Au cœur de cette audience, un objectif clair émerge : forger un groupe d’amitié interparlementaire Sénégal-Russie, une plateforme pour fluidifier les échanges législatifs et aligner les agendas bilatéraux. Ndiaye, figure montante du Pastef et plus jeune président de l’Assemblée depuis sa nomination en décembre 2024, a mis l’accent sur des secteurs vitaux : agriculture pour sécuriser l’approvisionnement, et énergie – gaz et pétrole – pour accélérer l’autonomie énergétique. Ces priorités résonnent avec la feuille de route du président Bassirou Diomaye Faye, élue en 2024 sur un programme souverainiste qui vise à rompre avec une dépendance historique aux bailleurs occidentaux. Des communiqués officiels soulignent des relations bilatérales « excellentes », avec des échanges commerciaux en hausse de 15 % en 2024, portés par des exportations sénégalaises de produits agricoles vers Moscou.
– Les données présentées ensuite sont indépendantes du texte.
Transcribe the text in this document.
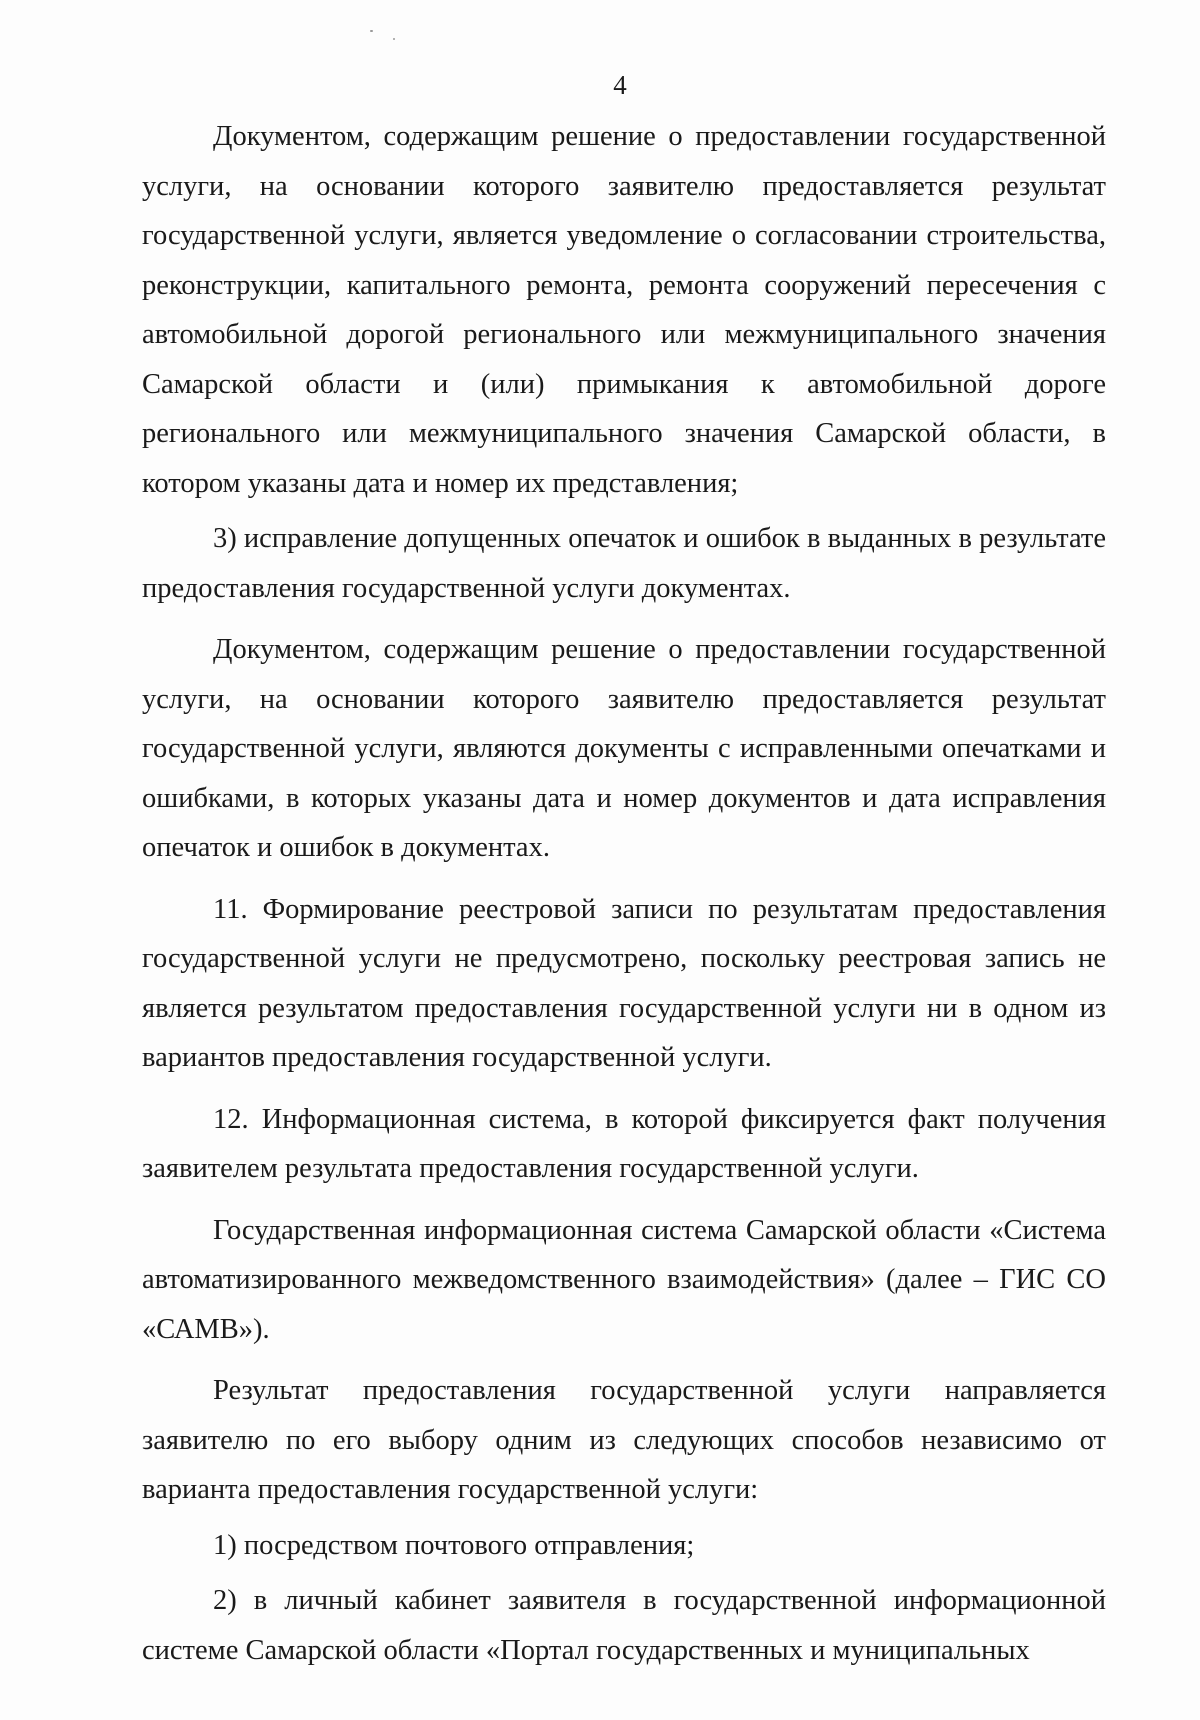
4

Документом, содержащим решение о предоставлении государственной услуги, на основании которого заявителю предоставляется результат государственной услуги, является уведомление о согласовании строительства, реконструкции, капитального ремонта, ремонта сооружений пересечения с автомобильной дорогой регионального или межмуниципального значения Самарской области и (или) примыкания к автомобильной дороге регионального или межмуниципального значения Самарской области, в котором указаны дата и номер их представления;

3) исправление допущенных опечаток и ошибок в выданных в результате предоставления государственной услуги документах.

Документом, содержащим решение о предоставлении государственной услуги, на основании которого заявителю предоставляется результат государственной услуги, являются документы с исправленными опечатками и ошибками, в которых указаны дата и номер документов и дата исправления опечаток и ошибок в документах.

11. Формирование реестровой записи по результатам предоставления государственной услуги не предусмотрено, поскольку реестровая запись не является результатом предоставления государственной услуги ни в одном из вариантов предоставления государственной услуги.

12. Информационная система, в которой фиксируется факт получения заявителем результата предоставления государственной услуги.

Государственная информационная система Самарской области «Система автоматизированного межведомственного взаимодействия» (далее – ГИС СО «САМВ»).

Результат предоставления государственной услуги направляется заявителю по его выбору одним из следующих способов независимо от варианта предоставления государственной услуги:

1) посредством почтового отправления;

2) в личный кабинет заявителя в государственной информационной системе Самарской области «Портал государственных и муниципальных
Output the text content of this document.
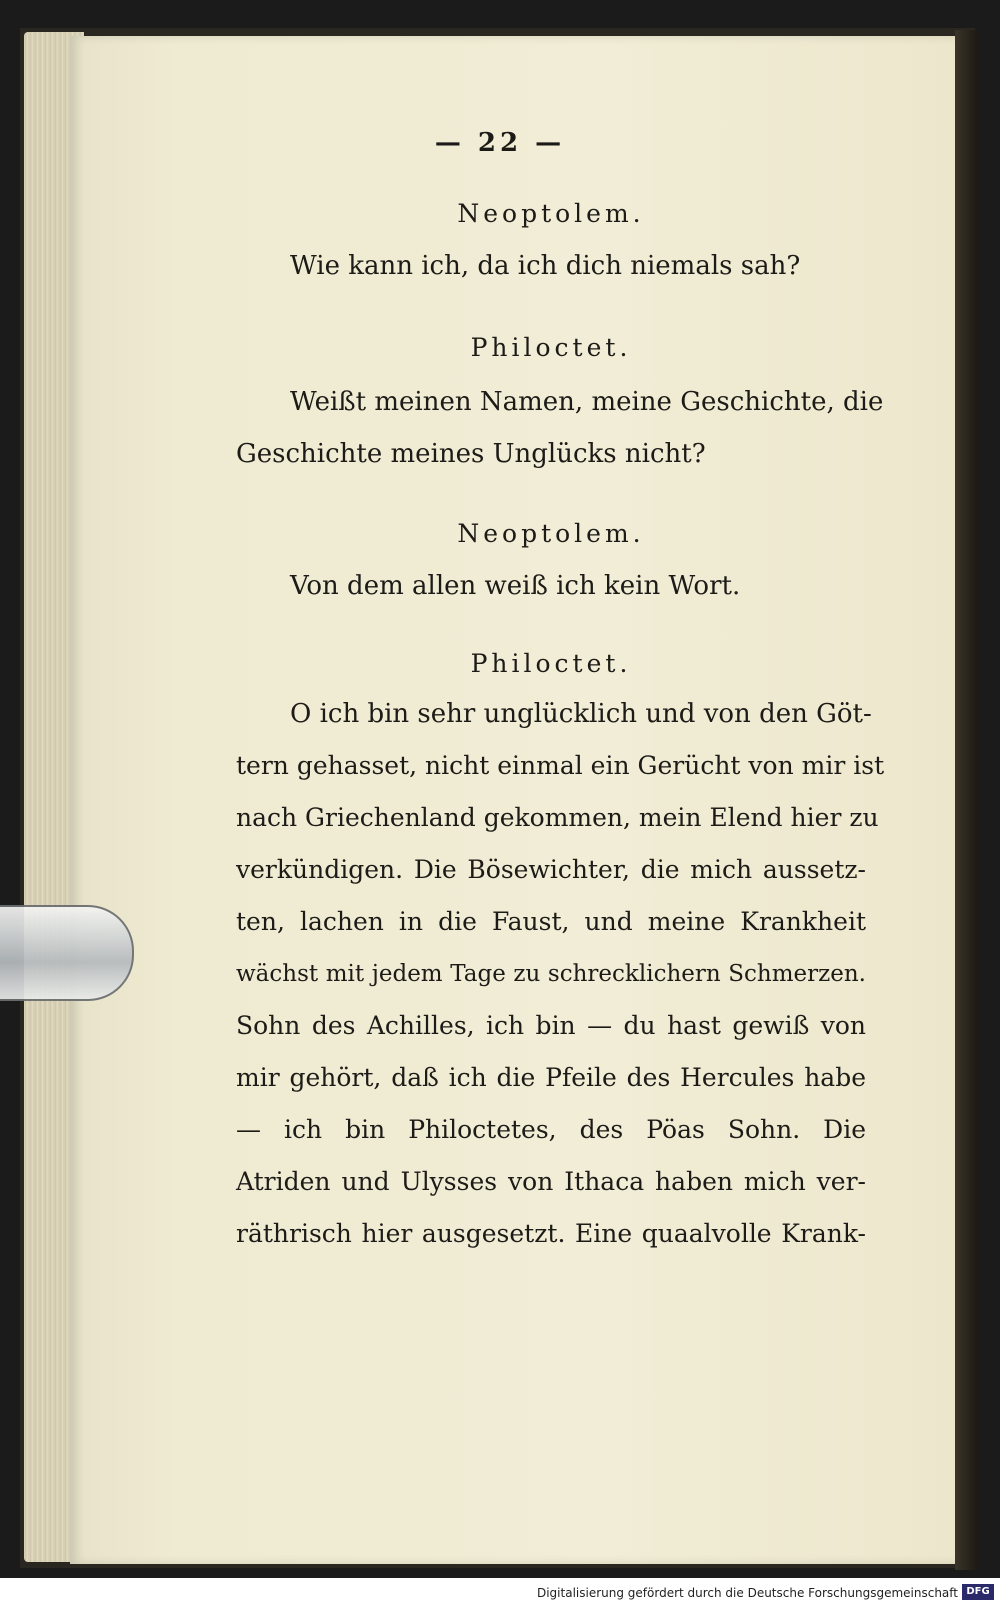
— 22 —
Neoptolem.
Wie kann ich, da ich dich niemals sah?
Philoctet.
Weißt meinen Namen, meine Geschichte, die
Geschichte meines Unglücks nicht?
Neoptolem.
Von dem allen weiß ich kein Wort.
Philoctet.
O ich bin sehr unglücklich und von den Göt-
tern gehasset, nicht einmal ein Gerücht von mir ist
nach Griechenland gekommen, mein Elend hier zu
verkündigen. Die Bösewichter, die mich aussetz-
ten, lachen in die Faust, und meine Krankheit
wächst mit jedem Tage zu schrecklichern Schmerzen.
Sohn des Achilles, ich bin — du hast gewiß von
mir gehört, daß ich die Pfeile des Hercules habe
— ich bin Philoctetes, des Pöas Sohn. Die
Atriden und Ulysses von Ithaca haben mich ver-
räthrisch hier ausgesetzt. Eine quaalvolle Krank-
Digitalisierung gefördert durch die Deutsche Forschungsgemeinschaft DFG
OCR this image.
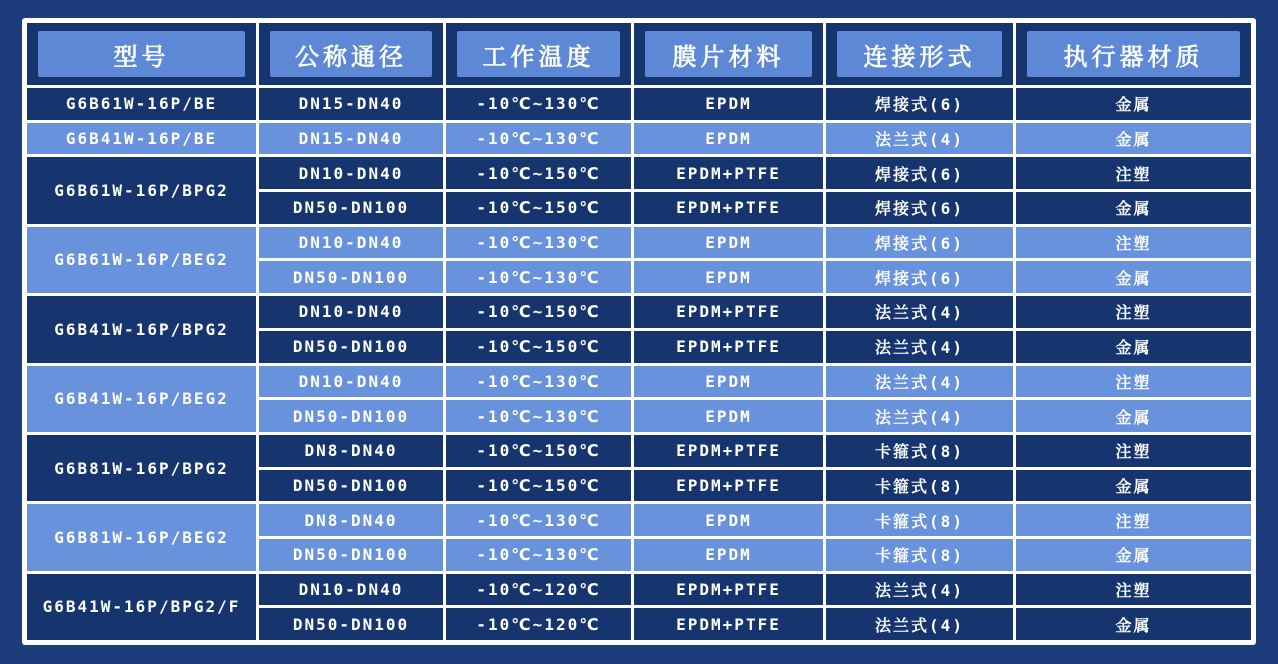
型号	公称通径	工作温度	膜片材料	连接形式	执行器材质

G6B61W-16P/BE	DN15-DN40	-10℃~130℃	EPDM	焊接式(6)	金属
G6B41W-16P/BE	DN15-DN40	-10℃~130℃	EPDM	法兰式(4)	金属
G6B61W-16P/BPG2	DN10-DN40	-10℃~150℃	EPDM+PTFE	焊接式(6)	注塑
	DN50-DN100	-10℃~150℃	EPDM+PTFE	焊接式(6)	金属
G6B61W-16P/BEG2	DN10-DN40	-10℃~130℃	EPDM	焊接式(6)	注塑
	DN50-DN100	-10℃~130℃	EPDM	焊接式(6)	金属
G6B41W-16P/BPG2	DN10-DN40	-10℃~150℃	EPDM+PTFE	法兰式(4)	注塑
	DN50-DN100	-10℃~150℃	EPDM+PTFE	法兰式(4)	金属
G6B41W-16P/BEG2	DN10-DN40	-10℃~130℃	EPDM	法兰式(4)	注塑
	DN50-DN100	-10℃~130℃	EPDM	法兰式(4)	金属
G6B81W-16P/BPG2	DN8-DN40	-10℃~150℃	EPDM+PTFE	卡箍式(8)	注塑
	DN50-DN100	-10℃~150℃	EPDM+PTFE	卡箍式(8)	金属
G6B81W-16P/BEG2	DN8-DN40	-10℃~130℃	EPDM	卡箍式(8)	注塑
	DN50-DN100	-10℃~130℃	EPDM	卡箍式(8)	金属
G6B41W-16P/BPG2/F	DN10-DN40	-10℃~120℃	EPDM+PTFE	法兰式(4)	注塑
	DN50-DN100	-10℃~120℃	EPDM+PTFE	法兰式(4)	金属
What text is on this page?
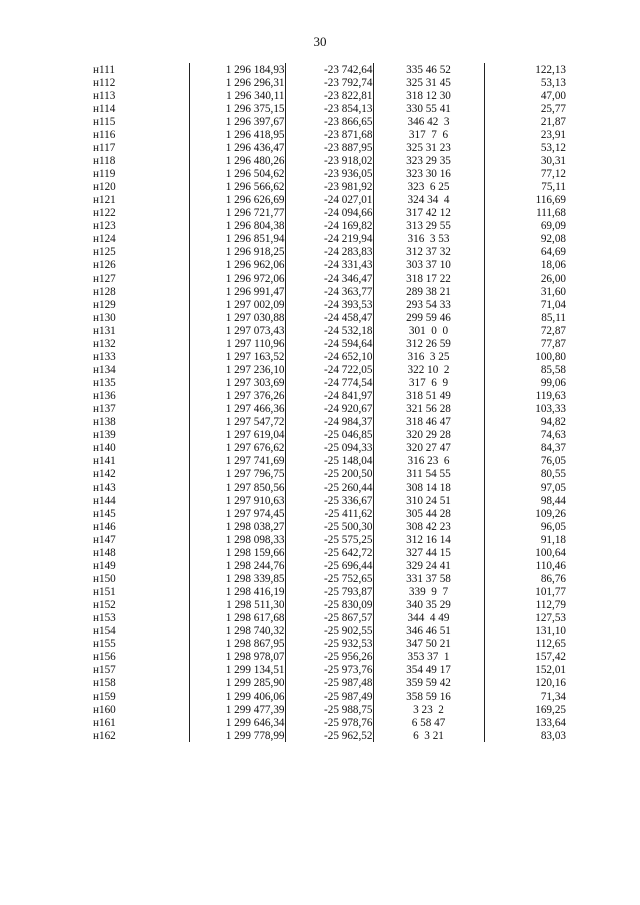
30
н111	1 296 184,93	-23 742,64	335 46 52	122,13
н112	1 296 296,31	-23 792,74	325 31 45	53,13
н113	1 296 340,11	-23 822,81	318 12 30	47,00
н114	1 296 375,15	-23 854,13	330 55 41	25,77
н115	1 296 397,67	-23 866,65	346 42  3	21,87
н116	1 296 418,95	-23 871,68	317  7  6	23,91
н117	1 296 436,47	-23 887,95	325 31 23	53,12
н118	1 296 480,26	-23 918,02	323 29 35	30,31
н119	1 296 504,62	-23 936,05	323 30 16	77,12
н120	1 296 566,62	-23 981,92	323  6 25	75,11
н121	1 296 626,69	-24 027,01	324 34  4	116,69
н122	1 296 721,77	-24 094,66	317 42 12	111,68
н123	1 296 804,38	-24 169,82	313 29 55	69,09
н124	1 296 851,94	-24 219,94	316  3 53	92,08
н125	1 296 918,25	-24 283,83	312 37 32	64,69
н126	1 296 962,06	-24 331,43	303 37 10	18,06
н127	1 296 972,06	-24 346,47	318 17 22	26,00
н128	1 296 991,47	-24 363,77	289 38 21	31,60
н129	1 297 002,09	-24 393,53	293 54 33	71,04
н130	1 297 030,88	-24 458,47	299 59 46	85,11
н131	1 297 073,43	-24 532,18	301  0  0	72,87
н132	1 297 110,96	-24 594,64	312 26 59	77,87
н133	1 297 163,52	-24 652,10	316  3 25	100,80
н134	1 297 236,10	-24 722,05	322 10  2	85,58
н135	1 297 303,69	-24 774,54	317  6  9	99,06
н136	1 297 376,26	-24 841,97	318 51 49	119,63
н137	1 297 466,36	-24 920,67	321 56 28	103,33
н138	1 297 547,72	-24 984,37	318 46 47	94,82
н139	1 297 619,04	-25 046,85	320 29 28	74,63
н140	1 297 676,62	-25 094,33	320 27 47	84,37
н141	1 297 741,69	-25 148,04	316 23  6	76,05
н142	1 297 796,75	-25 200,50	311 54 55	80,55
н143	1 297 850,56	-25 260,44	308 14 18	97,05
н144	1 297 910,63	-25 336,67	310 24 51	98,44
н145	1 297 974,45	-25 411,62	305 44 28	109,26
н146	1 298 038,27	-25 500,30	308 42 23	96,05
н147	1 298 098,33	-25 575,25	312 16 14	91,18
н148	1 298 159,66	-25 642,72	327 44 15	100,64
н149	1 298 244,76	-25 696,44	329 24 41	110,46
н150	1 298 339,85	-25 752,65	331 37 58	86,76
н151	1 298 416,19	-25 793,87	339  9  7	101,77
н152	1 298 511,30	-25 830,09	340 35 29	112,79
н153	1 298 617,68	-25 867,57	344  4 49	127,53
н154	1 298 740,32	-25 902,55	346 46 51	131,10
н155	1 298 867,95	-25 932,53	347 50 21	112,65
н156	1 298 978,07	-25 956,26	353 37  1	157,42
н157	1 299 134,51	-25 973,76	354 49 17	152,01
н158	1 299 285,90	-25 987,48	359 59 42	120,16
н159	1 299 406,06	-25 987,49	358 59 16	71,34
н160	1 299 477,39	-25 988,75	3 23  2	169,25
н161	1 299 646,34	-25 978,76	6 58 47	133,64
н162	1 299 778,99	-25 962,52	6  3 21	83,03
## Contexte et regard critique : entre opportunités et ombres géopolitiques

Cette rencontre s’inscrit dans un contexte plus large de diversification des partenariats sénégalais, alors que l’Afrique du Sud et le Mali tissent des liens renforcés avec la Russie depuis 2022. Historiquement, les relations Dakar-Moscou remontent à l’ère soviétique, avec des aides techniques dans l’agriculture et l’industrie, mais elles ont stagné sous l’influence française et américaine. Aujourd’hui, face à une volatilité des prix mondiaux de l’énergie et à des crises alimentaires post-pandémie, le Sénégal cherche des alliés alternatifs pour son plan d’industrialisation. Pourtant, une analyse critique s’impose : les investissements russes, souvent opaques, posent des questions sur la transparence et les conditions d’exploitation. En 2023, des accords énergétiques avec Gazprom au Sénégal ont été salués pour leur potentiel, mais critiqués pour leur manque de clauses environnementales strictes, risquant de perpétuer une extraction à court terme au détriment du développement durable prôné par Faye. Cette coopération parlementaire, si elle aboutit à un groupe d’amitié, pourrait légitimer ces flux, mais au prix d’une exposition accrue aux tensions Est-Ouest.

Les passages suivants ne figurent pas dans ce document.